Born in Santa Maria, California, Schauer received an A.B. from Occidental College in 1912, and read law to be admitted to the California State Bar in July, 1913.[1] He attended the University of Southern California Law School in 1916, and received a J.D. from Southwestern University School of Law, 1916.[1] He was in private practice from 1913 to 1927, also serving in the U.S. Naval Reserve, where he achieved the rank of Lieutenant Commander.[1]

Schauer was appointed by Governor C.C. Young as a judge on the Los Angeles Superior Court, where he served from August 4, 1927 to November 12, 1941. He was then a Presiding Justice of the California Court of Appeal, Second Appellate District, Division 3, from October 22, 1941 to December 17, 1942, when he entered into service as an Associate Justice of the California Supreme Court, where he remained for 23 years.[1] On the Supreme Court, Schauer was one of three Justices to join in dissenting from the holding in Perez v.

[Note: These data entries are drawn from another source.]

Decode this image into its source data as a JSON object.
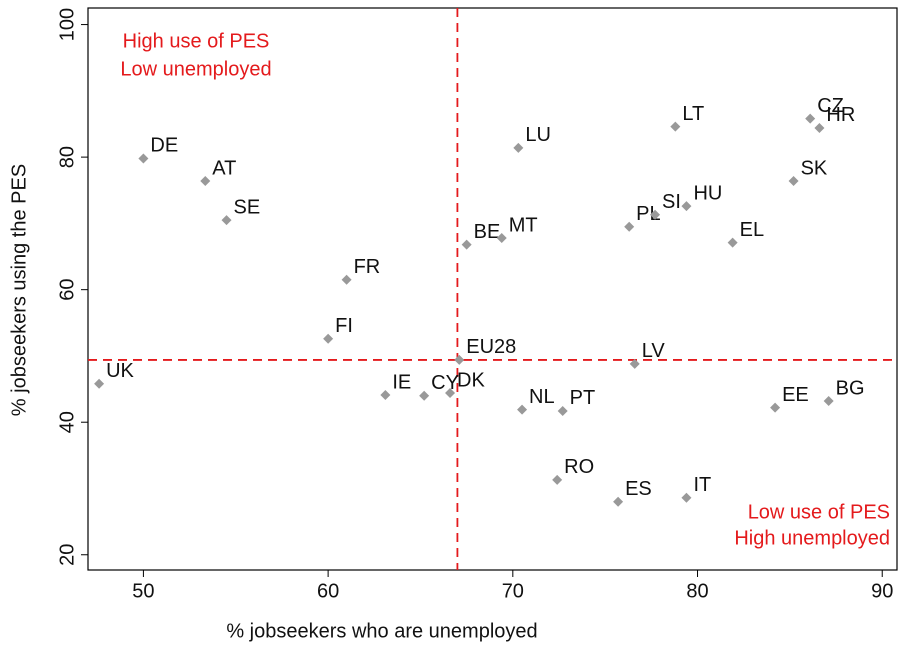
{
  "chart_data": {
    "type": "scatter",
    "xlabel": "% jobseekers who are unemployed",
    "ylabel": "% jobseekers using the PES",
    "labels": [
      "DE",
      "AT",
      "SE",
      "FR",
      "FI",
      "UK",
      "IE",
      "CY",
      "DK",
      "EU28",
      "BE",
      "MT",
      "LU",
      "NL",
      "PT",
      "RO",
      "ES",
      "IT",
      "LV",
      "PL",
      "SI",
      "HU",
      "LT",
      "EL",
      "EE",
      "BG",
      "SK",
      "CZ",
      "HR"
    ],
    "x": [
      50.0,
      53.35,
      54.5,
      61.0,
      60.0,
      47.6,
      63.1,
      65.2,
      66.6,
      67.1,
      67.5,
      69.4,
      70.3,
      70.5,
      72.7,
      72.4,
      75.7,
      79.4,
      76.6,
      76.3,
      77.7,
      79.4,
      78.8,
      81.9,
      84.2,
      87.1,
      85.2,
      86.1,
      86.6
    ],
    "values": [
      79.8,
      76.4,
      70.5,
      61.5,
      52.6,
      45.8,
      44.1,
      44.0,
      44.4,
      49.4,
      66.8,
      67.8,
      81.4,
      41.9,
      41.7,
      31.3,
      28.0,
      28.6,
      48.8,
      69.5,
      71.3,
      72.6,
      84.6,
      67.1,
      42.2,
      43.2,
      76.4,
      85.8,
      84.4
    ],
    "color": "#999999",
    "xlim": [
      47,
      90.8
    ],
    "xticks": [
      50,
      60,
      70,
      80,
      90
    ],
    "ylim": [
      17.7,
      102.5
    ],
    "yticks": [
      20,
      40,
      60,
      80,
      100
    ],
    "reference_x": 67.0,
    "reference_y": 49.4,
    "reference_color": "#e41a1c",
    "annotations": {
      "top_left": [
        "High use of PES",
        "Low unemployed"
      ],
      "bottom_right": [
        "Low use of PES",
        "High unemployed"
      ]
    }
  }
}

Sharp,[2] in which the court held by a vote of 4 to 3 that interracial bans on marriage violated the Fourteenth Amendment to the United States Constitution and therefore were illegal in California.[3]

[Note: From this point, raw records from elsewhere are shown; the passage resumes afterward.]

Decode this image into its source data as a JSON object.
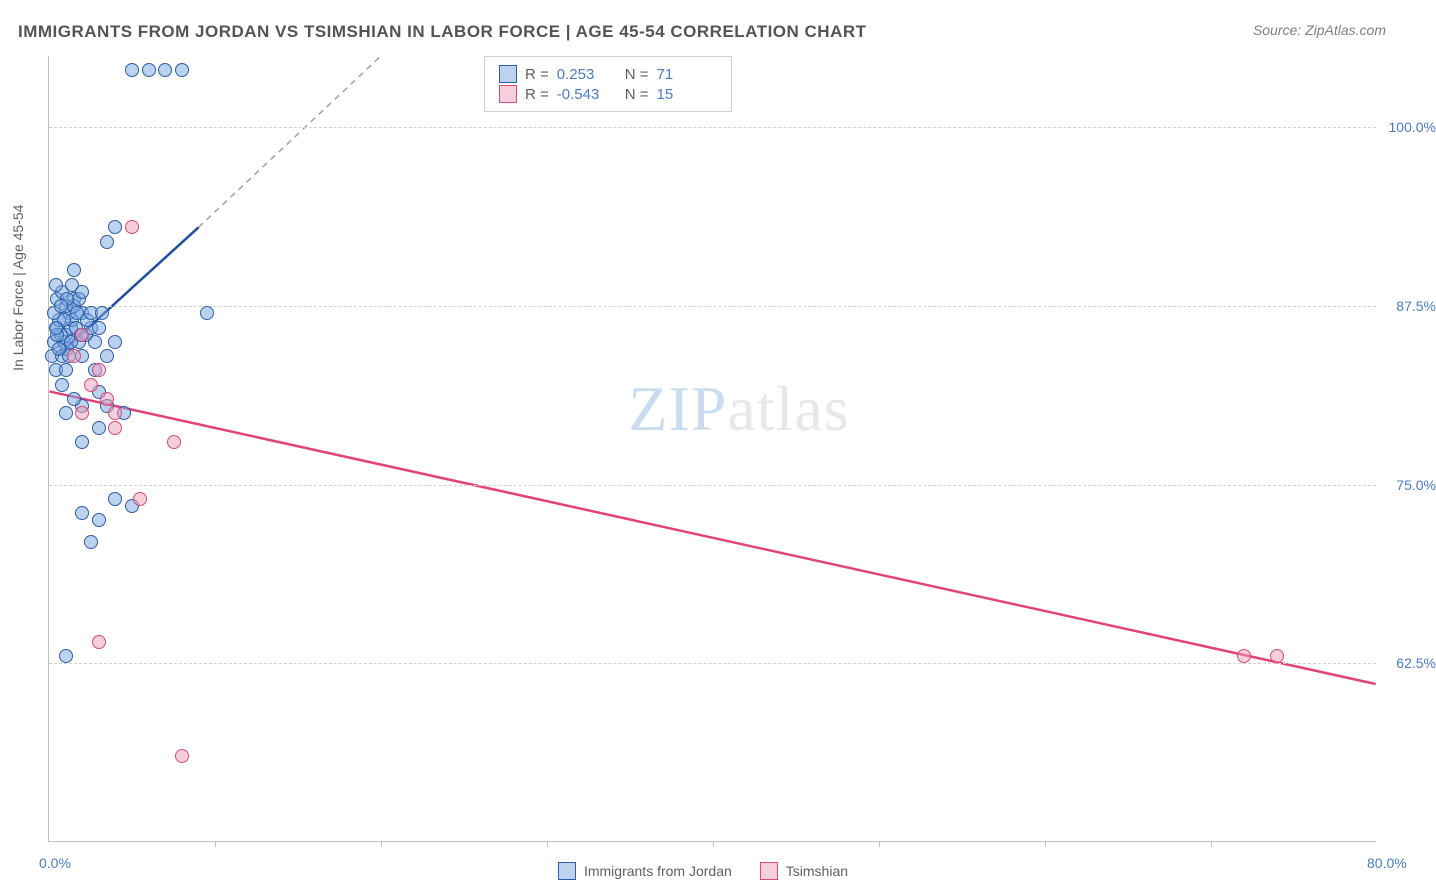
{
  "chart": {
    "type": "scatter",
    "title": "IMMIGRANTS FROM JORDAN VS TSIMSHIAN IN LABOR FORCE | AGE 45-54 CORRELATION CHART",
    "source": "Source: ZipAtlas.com",
    "ylabel": "In Labor Force | Age 45-54",
    "xlim": [
      0,
      80
    ],
    "ylim": [
      50,
      105
    ],
    "yticks": [
      {
        "value": 62.5,
        "label": "62.5%"
      },
      {
        "value": 75.0,
        "label": "75.0%"
      },
      {
        "value": 87.5,
        "label": "87.5%"
      },
      {
        "value": 100.0,
        "label": "100.0%"
      }
    ],
    "xticks_label": [
      {
        "value": 0,
        "label": "0.0%"
      },
      {
        "value": 80,
        "label": "80.0%"
      }
    ],
    "xticks_minor": [
      10,
      20,
      30,
      40,
      50,
      60,
      70
    ],
    "background_color": "#ffffff",
    "grid_color": "#d0d0d0",
    "marker_radius": 7,
    "series": [
      {
        "name": "Immigrants from Jordan",
        "color_fill": "rgba(122,168,225,0.5)",
        "color_stroke": "#2c5da8",
        "r_value": "0.253",
        "n_value": "71",
        "trend": {
          "x1": 0.5,
          "y1": 84,
          "x2": 9,
          "y2": 93,
          "dash_x2": 20,
          "dash_y2": 105,
          "color": "#1f4fa0",
          "width": 2.5
        },
        "points": [
          [
            0.2,
            84
          ],
          [
            0.3,
            85
          ],
          [
            0.5,
            86
          ],
          [
            0.8,
            84
          ],
          [
            1.0,
            85.5
          ],
          [
            1.2,
            87
          ],
          [
            0.4,
            83
          ],
          [
            0.6,
            86.5
          ],
          [
            0.9,
            85
          ],
          [
            1.1,
            84.5
          ],
          [
            1.3,
            86
          ],
          [
            1.5,
            88
          ],
          [
            0.7,
            85.5
          ],
          [
            1.0,
            87.5
          ],
          [
            0.5,
            88
          ],
          [
            1.4,
            86.5
          ],
          [
            1.8,
            85
          ],
          [
            2.0,
            87
          ],
          [
            0.3,
            87
          ],
          [
            0.8,
            88.5
          ],
          [
            1.2,
            84
          ],
          [
            1.6,
            86
          ],
          [
            2.2,
            85.5
          ],
          [
            0.4,
            89
          ],
          [
            1.0,
            83
          ],
          [
            1.5,
            87.5
          ],
          [
            0.6,
            84.5
          ],
          [
            2.5,
            86
          ],
          [
            1.8,
            88
          ],
          [
            0.9,
            86.5
          ],
          [
            1.3,
            85
          ],
          [
            2.0,
            84
          ],
          [
            0.5,
            85.5
          ],
          [
            1.7,
            87
          ],
          [
            2.3,
            86.5
          ],
          [
            0.8,
            82
          ],
          [
            1.4,
            89
          ],
          [
            2.8,
            85
          ],
          [
            1.1,
            88
          ],
          [
            0.7,
            87.5
          ],
          [
            3.0,
            86
          ],
          [
            1.9,
            85.5
          ],
          [
            2.5,
            87
          ],
          [
            0.4,
            86
          ],
          [
            3.5,
            84
          ],
          [
            2.0,
            88.5
          ],
          [
            4.0,
            93
          ],
          [
            3.5,
            92
          ],
          [
            2.0,
            73
          ],
          [
            3.0,
            72.5
          ],
          [
            4.0,
            74
          ],
          [
            5.0,
            73.5
          ],
          [
            2.5,
            71
          ],
          [
            1.0,
            80
          ],
          [
            2.0,
            80.5
          ],
          [
            3.0,
            79
          ],
          [
            1.5,
            81
          ],
          [
            4.5,
            80
          ],
          [
            3.0,
            81.5
          ],
          [
            5.0,
            104
          ],
          [
            6.0,
            104
          ],
          [
            7.0,
            104
          ],
          [
            8.0,
            104
          ],
          [
            9.5,
            87
          ],
          [
            1.0,
            63
          ],
          [
            2.0,
            78
          ],
          [
            3.5,
            80.5
          ],
          [
            4.0,
            85
          ],
          [
            2.8,
            83
          ],
          [
            3.2,
            87
          ],
          [
            1.5,
            90
          ]
        ]
      },
      {
        "name": "Tsimshian",
        "color_fill": "rgba(240,160,185,0.5)",
        "color_stroke": "#d84a7a",
        "r_value": "-0.543",
        "n_value": "15",
        "trend": {
          "x1": 0,
          "y1": 81.5,
          "x2": 80,
          "y2": 61,
          "color": "#e2437a",
          "width": 2.5
        },
        "points": [
          [
            2.0,
            85.5
          ],
          [
            3.0,
            83
          ],
          [
            4.0,
            80
          ],
          [
            2.5,
            82
          ],
          [
            3.5,
            81
          ],
          [
            1.5,
            84
          ],
          [
            5.0,
            93
          ],
          [
            5.5,
            74
          ],
          [
            7.5,
            78
          ],
          [
            3.0,
            64
          ],
          [
            8.0,
            56
          ],
          [
            72,
            63
          ],
          [
            74,
            63
          ],
          [
            2.0,
            80
          ],
          [
            4.0,
            79
          ]
        ]
      }
    ],
    "bottom_legend": [
      {
        "swatch": "blue",
        "label": "Immigrants from Jordan"
      },
      {
        "swatch": "pink",
        "label": "Tsimshian"
      }
    ],
    "watermark": {
      "part1": "ZIP",
      "part2": "atlas"
    }
  }
}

One month later, Schauer wrote the majority opinion in Hughes v. Superior Court,[4] holding that protesters were making an illegal demand when they sought to have businesses hire employees based on race, solely to achieve a racial balance proportional to that of the patronage of the business.[5]

References

  1. 1.0 1.1 1.2 1.3 California Courts, Benjamin Rey Schauer.

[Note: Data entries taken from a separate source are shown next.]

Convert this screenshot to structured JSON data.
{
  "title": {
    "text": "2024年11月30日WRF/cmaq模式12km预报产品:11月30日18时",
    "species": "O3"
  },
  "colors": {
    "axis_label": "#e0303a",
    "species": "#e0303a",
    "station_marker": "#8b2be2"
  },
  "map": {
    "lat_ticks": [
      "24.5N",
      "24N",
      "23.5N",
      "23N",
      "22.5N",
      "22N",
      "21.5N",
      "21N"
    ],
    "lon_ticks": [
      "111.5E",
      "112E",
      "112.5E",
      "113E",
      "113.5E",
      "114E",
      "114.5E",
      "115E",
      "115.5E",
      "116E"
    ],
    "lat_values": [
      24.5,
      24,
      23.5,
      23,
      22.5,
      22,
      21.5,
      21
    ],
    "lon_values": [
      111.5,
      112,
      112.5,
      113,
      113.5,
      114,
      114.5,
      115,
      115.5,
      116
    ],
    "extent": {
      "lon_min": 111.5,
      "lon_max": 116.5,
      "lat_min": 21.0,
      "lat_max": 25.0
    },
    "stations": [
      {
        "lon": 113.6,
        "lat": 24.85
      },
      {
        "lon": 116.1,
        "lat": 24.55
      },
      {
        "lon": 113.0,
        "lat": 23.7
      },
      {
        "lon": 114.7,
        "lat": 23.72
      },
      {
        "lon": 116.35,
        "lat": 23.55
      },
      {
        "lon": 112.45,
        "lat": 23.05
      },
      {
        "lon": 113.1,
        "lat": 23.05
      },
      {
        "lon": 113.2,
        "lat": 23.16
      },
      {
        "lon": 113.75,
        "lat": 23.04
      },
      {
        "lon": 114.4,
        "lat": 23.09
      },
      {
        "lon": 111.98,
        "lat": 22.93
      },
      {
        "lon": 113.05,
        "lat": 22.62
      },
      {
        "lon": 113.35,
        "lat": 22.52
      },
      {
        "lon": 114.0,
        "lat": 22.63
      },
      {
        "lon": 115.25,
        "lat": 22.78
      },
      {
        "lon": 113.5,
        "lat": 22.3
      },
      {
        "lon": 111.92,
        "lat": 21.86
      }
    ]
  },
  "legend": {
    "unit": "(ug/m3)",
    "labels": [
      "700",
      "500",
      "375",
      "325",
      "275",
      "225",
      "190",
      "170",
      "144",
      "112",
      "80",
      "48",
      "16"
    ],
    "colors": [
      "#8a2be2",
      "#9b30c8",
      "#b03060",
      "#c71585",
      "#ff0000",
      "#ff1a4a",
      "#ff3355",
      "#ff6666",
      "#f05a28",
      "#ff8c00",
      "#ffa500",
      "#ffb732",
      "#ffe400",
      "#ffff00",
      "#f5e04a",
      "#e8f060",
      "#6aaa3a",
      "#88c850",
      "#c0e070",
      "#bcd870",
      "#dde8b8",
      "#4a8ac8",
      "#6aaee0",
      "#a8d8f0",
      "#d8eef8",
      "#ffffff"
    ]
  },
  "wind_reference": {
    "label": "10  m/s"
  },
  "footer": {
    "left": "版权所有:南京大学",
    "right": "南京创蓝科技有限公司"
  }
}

  2. 198 P.2d 17 (Cal. 1948) (en banc).
  3. Rose Cuison Villazor and Kevin Noble Maillard, Loving v. Virginia in a Post-Racial World: Rethinking Race, Sex, and Marriage (2012), p. 78.
  4. 32 Cal. 2d 850 (Cal. 2010).
  5. Mark Brilliant, The Color of America Has Changed: How Racial Diversity Shaped Civil Rights Reform in California, 1941-1978 (2010), p. 121.